Ghazals since their inception have been a prerequisite more of the connoisseurs and have survived and thrived only on the basis of patronage. The level of patronage may have differed from time to time, but it was never in competition with the popular music at all, more so after advent of popular cinema as a place of music. In the old times, the music directors were attuned to the nuances of ghazals, and the milieu was also such that it allowed scope for injection of ghazal into the oeuvre of a film composition.

But as the preferences changed, ghazals started losing patronage. For the present generation, which does not have much sense of Urdu as a language to expect, that they would appreciate the nuances of a ghazal is asking too much. It has also to do with the fact that the present generation likes to be anonymous in a crow, and the ghazal is a genre that has to be enjoyed more in the secluded confines of loneliness.

Such kind of ambiences are rarely created, it is the nature of life that dictates the choice of music. Was it not owing to this fact that ghazals also moved on to imbibe western instruments in the rendition to have connect with the audience.

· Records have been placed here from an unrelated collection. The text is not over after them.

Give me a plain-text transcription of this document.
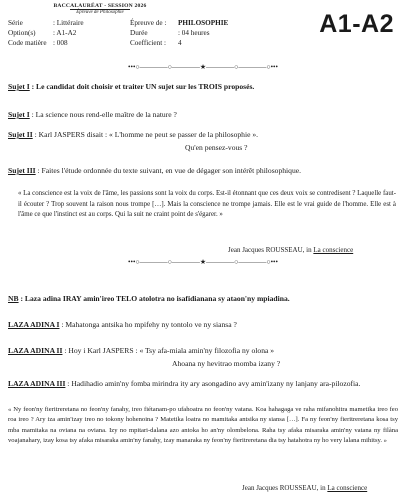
BACCALAURÉAT - SESSION 2026
Épreuve de Philosophie
Série	: Littéraire
Option(s) : A1-A2
Code matière : 008
Épreuve de : PHILOSOPHIE
Durée	: 04 heures
Coefficient : 4
A1-A2
•••○————○————★————○————○•••
Sujet I : Le candidat doit choisir et traiter UN sujet sur les TROIS proposés.
Sujet I : La science nous rend-elle maître de la nature ?
Sujet II : Karl JASPERS disait : « L'homme ne peut se passer de la philosophie ».
Qu'en pensez-vous ?
Sujet III : Faites l'étude ordonnée du texte suivant, en vue de dégager son intérêt philosophique.
« La conscience est la voix de l'âme, les passions sont la voix du corps. Est-il étonnant que ces deux voix se contredisent ? Laquelle faut-il écouter ? Trop souvent la raison nous trompe […]. Mais la conscience ne trompe jamais. Elle est le vrai guide de l'homme. Elle est à l'âme ce que l'instinct est au corps. Qui la suit ne craint point de s'égarer. »
Jean Jacques ROUSSEAU, in La conscience
•••○————○————★————○————○•••
NB : Laza adina IRAY amin'ireo TELO atolotra no isafidianana sy ataon'ny mpiadina.
LAZA ADINA I : Mahatonga antsika ho mpifehy ny tontolo ve ny siansa ?
LAZA ADINA II : Hoy i Karl JASPERS : « Tsy afa-miala amin'ny filozofia ny olona »
Ahoana ny hevitrao momba izany ?
LAZA ADINA III : Hadihadio amin'ny fomba mirindra ity ary asongadino avy amin'izany ny lanjany ara-pilozofia.
« Ny feon'ny fieritreretana no feon'ny fanahy, ireo fiétanam-po ufahoatra no feon'ny vatana. Koa hahagaga ve raha mifanohitra mametika ireo feo roa ireo ? Ary iza amin'izay ireo no tokony hohenoina ? Matetika loatra no mamitaka antsika ny siansa […]. Fa ny feon'ny fieritreretana kosa tsy mba mamitaka na oviana na oviana. Izy no mpitari-dalana azo antoka ho an'ny olombelona. Raha tsy afaka misaraka amin'ny vatana ny filàna voajanahary, izay kosa tsy afaka misaraka amin'ny fanahy, izay manaraka ny feon'ny fieritreretana dia tsy hatahotra ny ho very lalana mihitsy. »
Jean Jacques ROUSSEAU, in La conscience
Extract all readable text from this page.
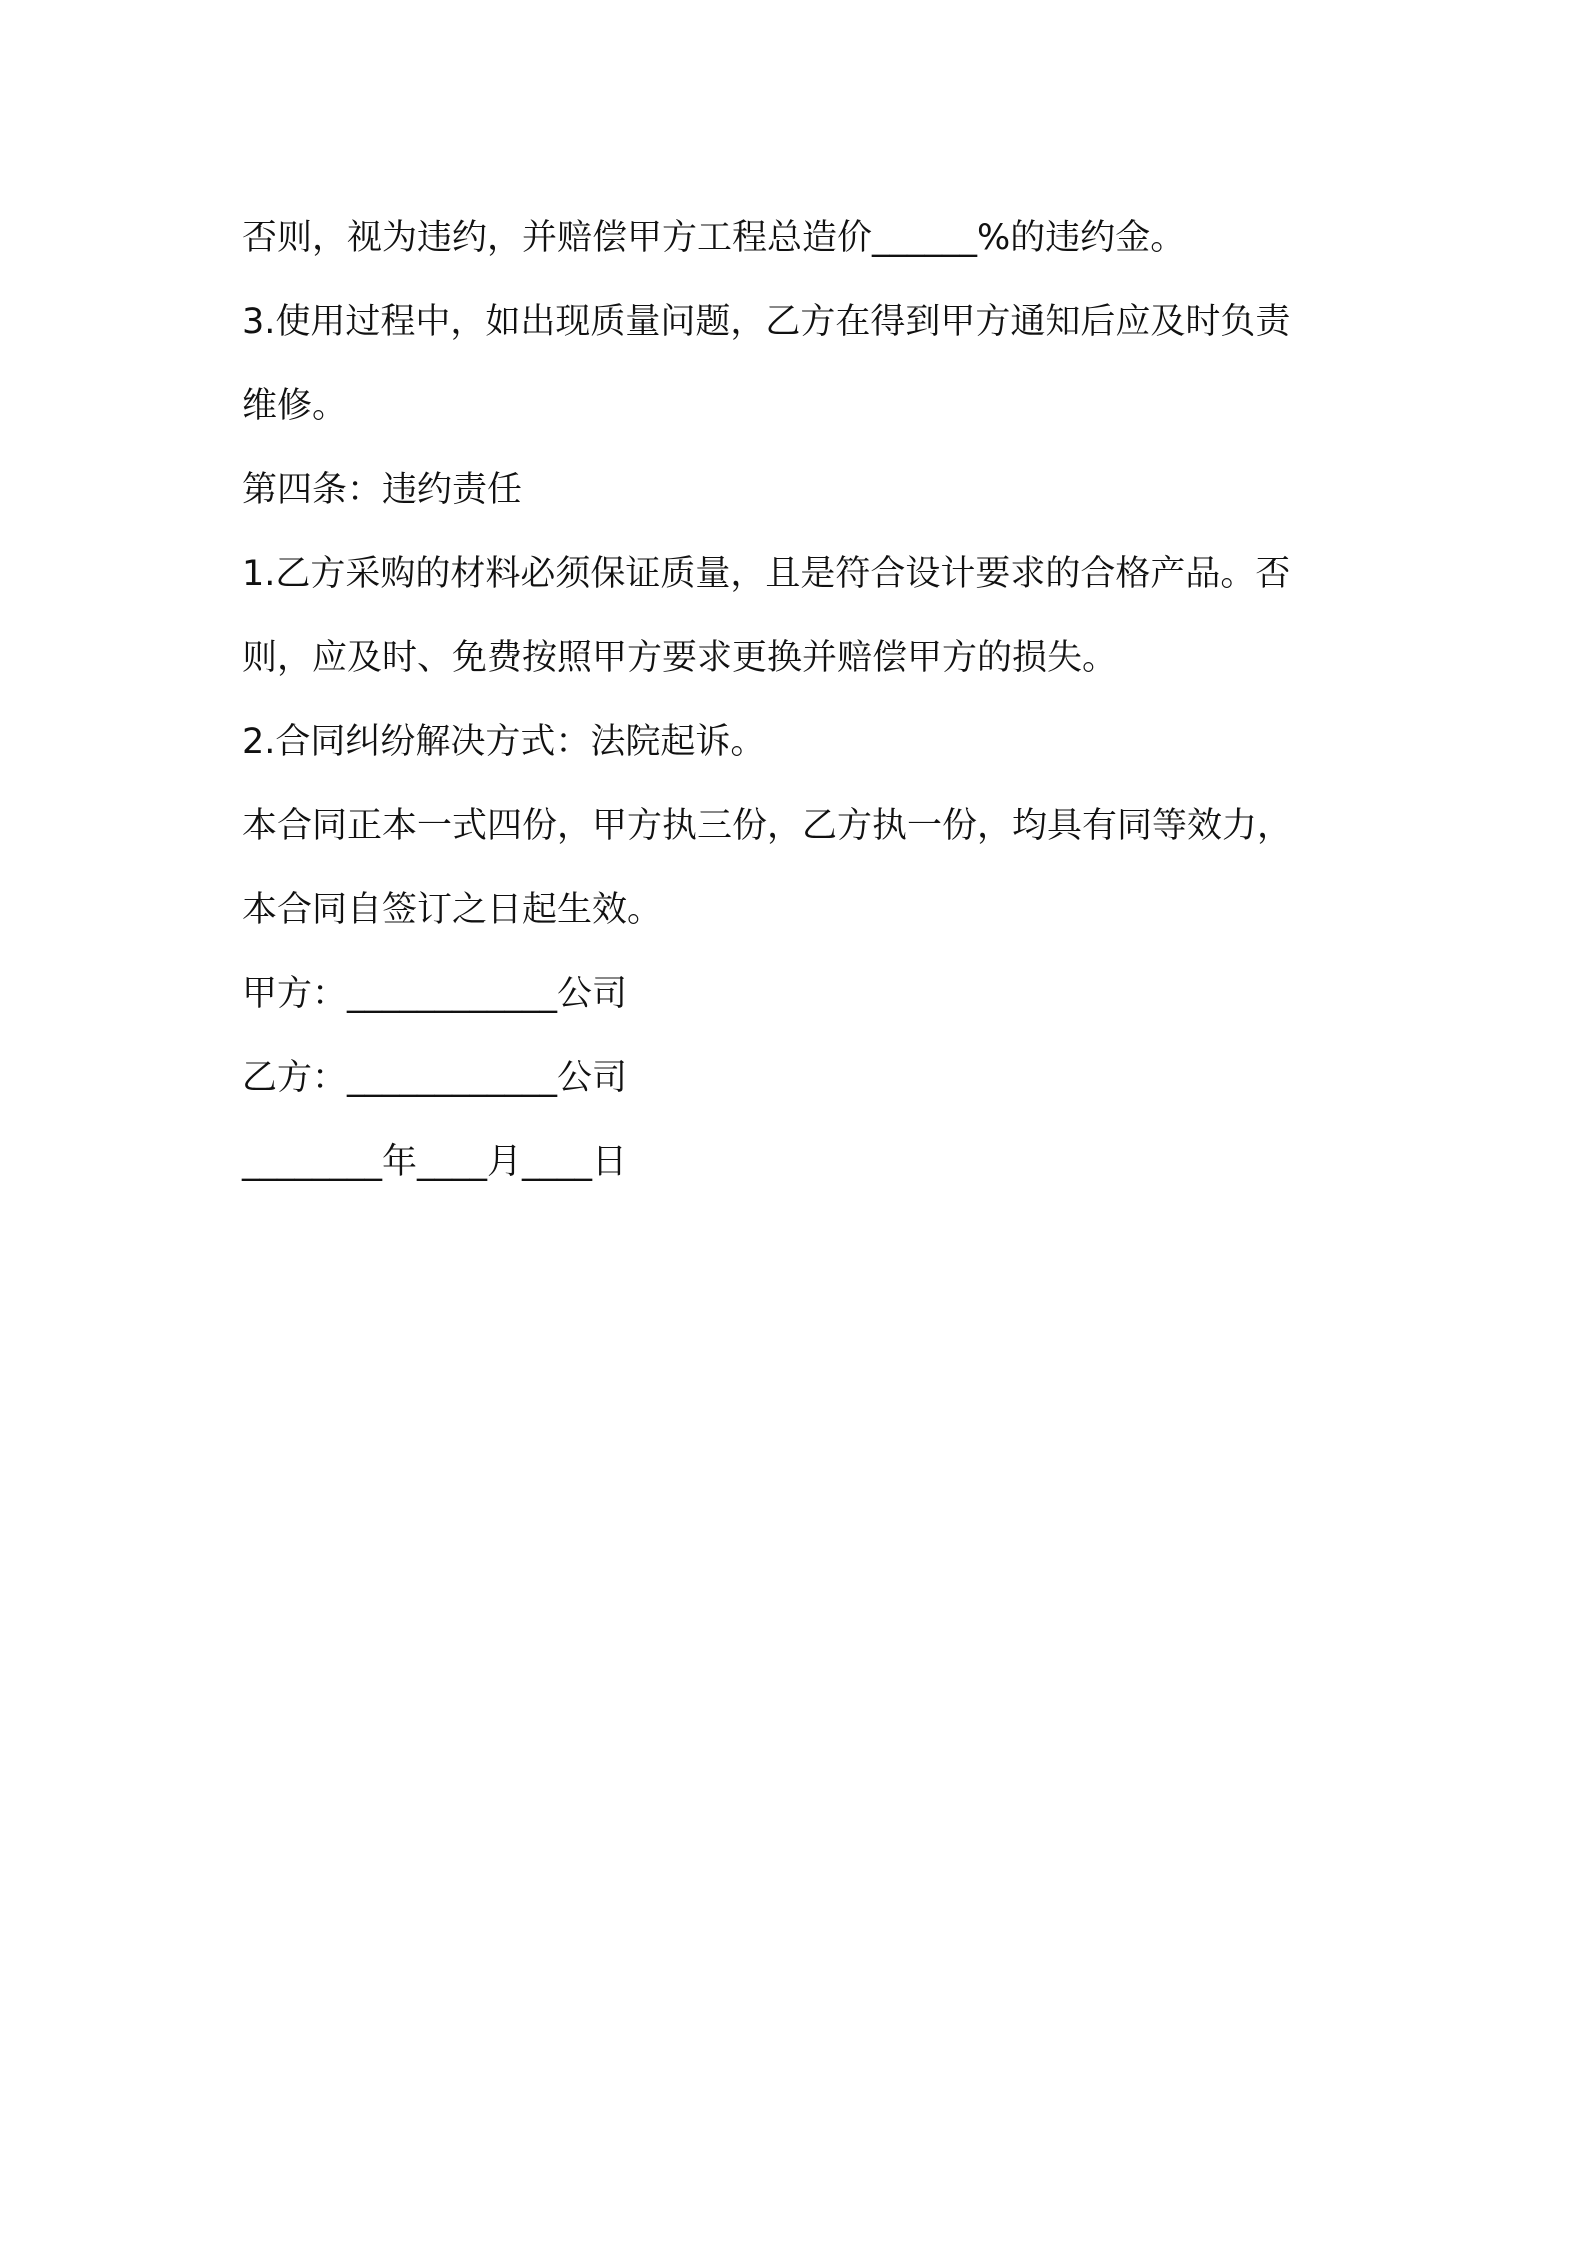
否则，视为违约，并赔偿甲方工程总造价______%的违约金。
3.使用过程中，如出现质量问题，乙方在得到甲方通知后应及时负责
维修。
第四条：违约责任
1.乙方采购的材料必须保证质量，且是符合设计要求的合格产品。否
则，应及时、免费按照甲方要求更换并赔偿甲方的损失。
2.合同纠纷解决方式：法院起诉。
本合同正本一式四份，甲方执三份，乙方执一份，均具有同等效力，
本合同自签订之日起生效。
甲方：____________公司
乙方：____________公司
________年____月____日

As a matter of fact, it was Jagjit Singh who adopted guitar, violin etc., in a big way in his ghazals and created a sense of destruction by moving it away from harmonium and tabla. In association with Kuldeep Sood, he had come out with albums, which had purely western music base, and albums like Someone Somewhere, Insight etc., which created a new genre of ghazal fans. Disruption is a phenomenon, which is happening everywhere, and ghazal is no exception. Audience's tastes change. But to bring Rahman into the picture and also question the nature of lyrics may be too far-fetched. After all the master crafter of words, Gulzar, has also changed, and he is in line for an Oscars.

Besides, while Rahman may not have done much for ghazals, he has indeed served the cause of Indian music, by bringing in relief once again qawali and he has popularized it in a big way. May be, Jagjit Singh's rant would prod him to turn his spot light to ghazal as well, and it would indeed be a JAI HO moment.